First and foremost, when choosing basic carpentry tools, never choose the cheapest available! It has been my experience when purchasing carpentry tools, that you get what you pay for. When you buy cheap tools they hurt you every time you use them.
When you buy good quality tools they only hurt you one time, at the checkout line. This does not mean that you need a $100 Stiletto Titanium Framing Hammer when a $30-40 framing hammer will do just fine.
When considering tool purchases can you really afford the lost time, productivity, and money that an inferior tool will most likely bring you. I have had the same 7 1/4 worm gear Skilsaw for fifteen years now. I mostly use it for cheek cuts on hip/valley and jack rafters now, but it was used for all types of cutting when first purchased. This is just one example of how long a good quality tool can last.
It is actually amazing how few tools it takes to frame a new house, they can easily fit inside and on top of a 3/4 ton cargo van. The past few years, framing carpenters have started to carry their tools in a cargo trailer which they pull from job site to job site and leave until the job is done. This seems to work well for many framers, however I prefer my tools go home with me at night, especially in a high crime area. Following is a list of basic carpentry tools, hand and power .
Tool Pouch : All framers need a good set of tool pouches.I recommend leather with two separate pouches, three inch wide belt, and separate hammer holder. This is the foundation of any set of basic carpentry tools.
Tape Measure : You pick the brand however, it should be 25, 30, or 33 feet long and have a blade width of at least 1 inch.

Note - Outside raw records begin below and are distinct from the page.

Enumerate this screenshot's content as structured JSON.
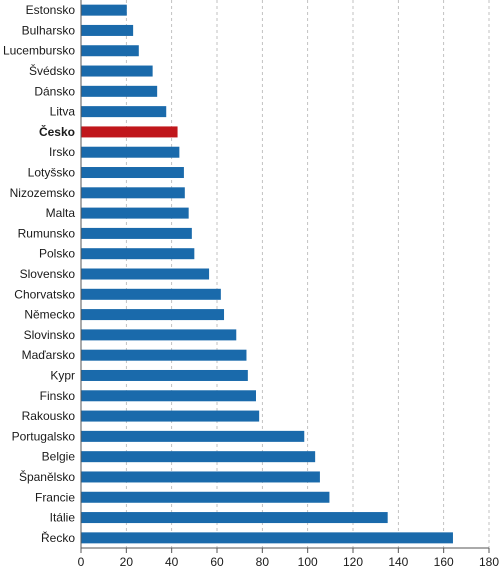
{
  "chart_data": {
    "type": "bar",
    "orientation": "horizontal",
    "categories": [
      "Estonsko",
      "Bulharsko",
      "Lucembursko",
      "Švédsko",
      "Dánsko",
      "Litva",
      "Česko",
      "Irsko",
      "Lotyšsko",
      "Nizozemsko",
      "Malta",
      "Rumunsko",
      "Polsko",
      "Slovensko",
      "Chorvatsko",
      "Německo",
      "Slovinsko",
      "Maďarsko",
      "Kypr",
      "Finsko",
      "Rakousko",
      "Portugalsko",
      "Belgie",
      "Španělsko",
      "Francie",
      "Itálie",
      "Řecko"
    ],
    "values": [
      20.2,
      23.0,
      25.5,
      31.6,
      33.6,
      37.6,
      42.6,
      43.4,
      45.4,
      45.8,
      47.5,
      48.9,
      50.0,
      56.5,
      61.7,
      63.1,
      68.5,
      73.0,
      73.6,
      77.2,
      78.6,
      98.5,
      103.3,
      105.4,
      109.6,
      135.3,
      164.1
    ],
    "highlight": "Česko",
    "xlim": [
      0,
      180
    ],
    "xticks": [
      0,
      20,
      40,
      60,
      80,
      100,
      120,
      140,
      160,
      180
    ],
    "grid": "vertical dashed",
    "title": "",
    "xlabel": "",
    "ylabel": "",
    "colors": {
      "bar": "#1a6aab",
      "highlight": "#c0161b",
      "axis": "#555555",
      "grid": "#b3b3b3"
    }
  }
}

Speed Square : A triangular shaped metal square, Swanson is the most popular brand.
Chalk Line : I would recommend a speed line, you should really have two, one for red chalk and one for blue.
Chalk Line Clamp : A fairly new tool that eliminates the need for two people to chalk a line.
Chisel : I carry a one inch wide one that I am not afraid to use on nails or as a small pry bar.
Carpenter's Pencil : I usually carry two, sharpened at both ends so I do not have to drop what is being done to sharpen a pencil.Framing Square :
Get a good one (not the $8 special at walmart) made of stainless steel or aluminum so it will last.
Utility Knife : Make sure that it is retractable.Framing Hammer : Straight claw 20-24 ounce are the best for framers. Stay away from steel shanked hammers, fiberglass or wood are best.
Cat's Paw : I prefer the type that have a nail digger on both ends, one curved and the other straight.
Extension Cords : Good quality outdoor cords of at least 14 gauge, are required to keep your power tools from burning up due to voltage drop. 100 foot cords are the most common, however shorter length's can come in handy.
Generators : It is inevitable that you will get a framing job where there is no electric power available. You should have a generator available, renting one is very expensive compared to the price of owning one. The one I use is rated at 5000 running watts, 6500 surge watts and will run my electric air compressor, saws, and drills.
Air Compressor : Gas or electric? I prefer an electric model, the one I use can run three framing guns at the same time with a ten gallon portable tank attached.
Framing Nailer : Here again, do not skimp on quality. I prefer Paslode but also like the newer Senco's.
Circular Saw : I use a 7 1/4" sidewinder for cutting sheathing, studs, plates, joists etc. You can not beat a worm gear for tougher cutting jobs.Ladders :
You need at least two 6 and one 8 foot heavy duty step ladder and two 24 foot extension ladders.
Electric Drill : I recommend a corded 1/2 inch variable speed model.
Reciprocating Saw : They all claim you do not need a sawzall to build a new house. Then why do they all carry one in their truck?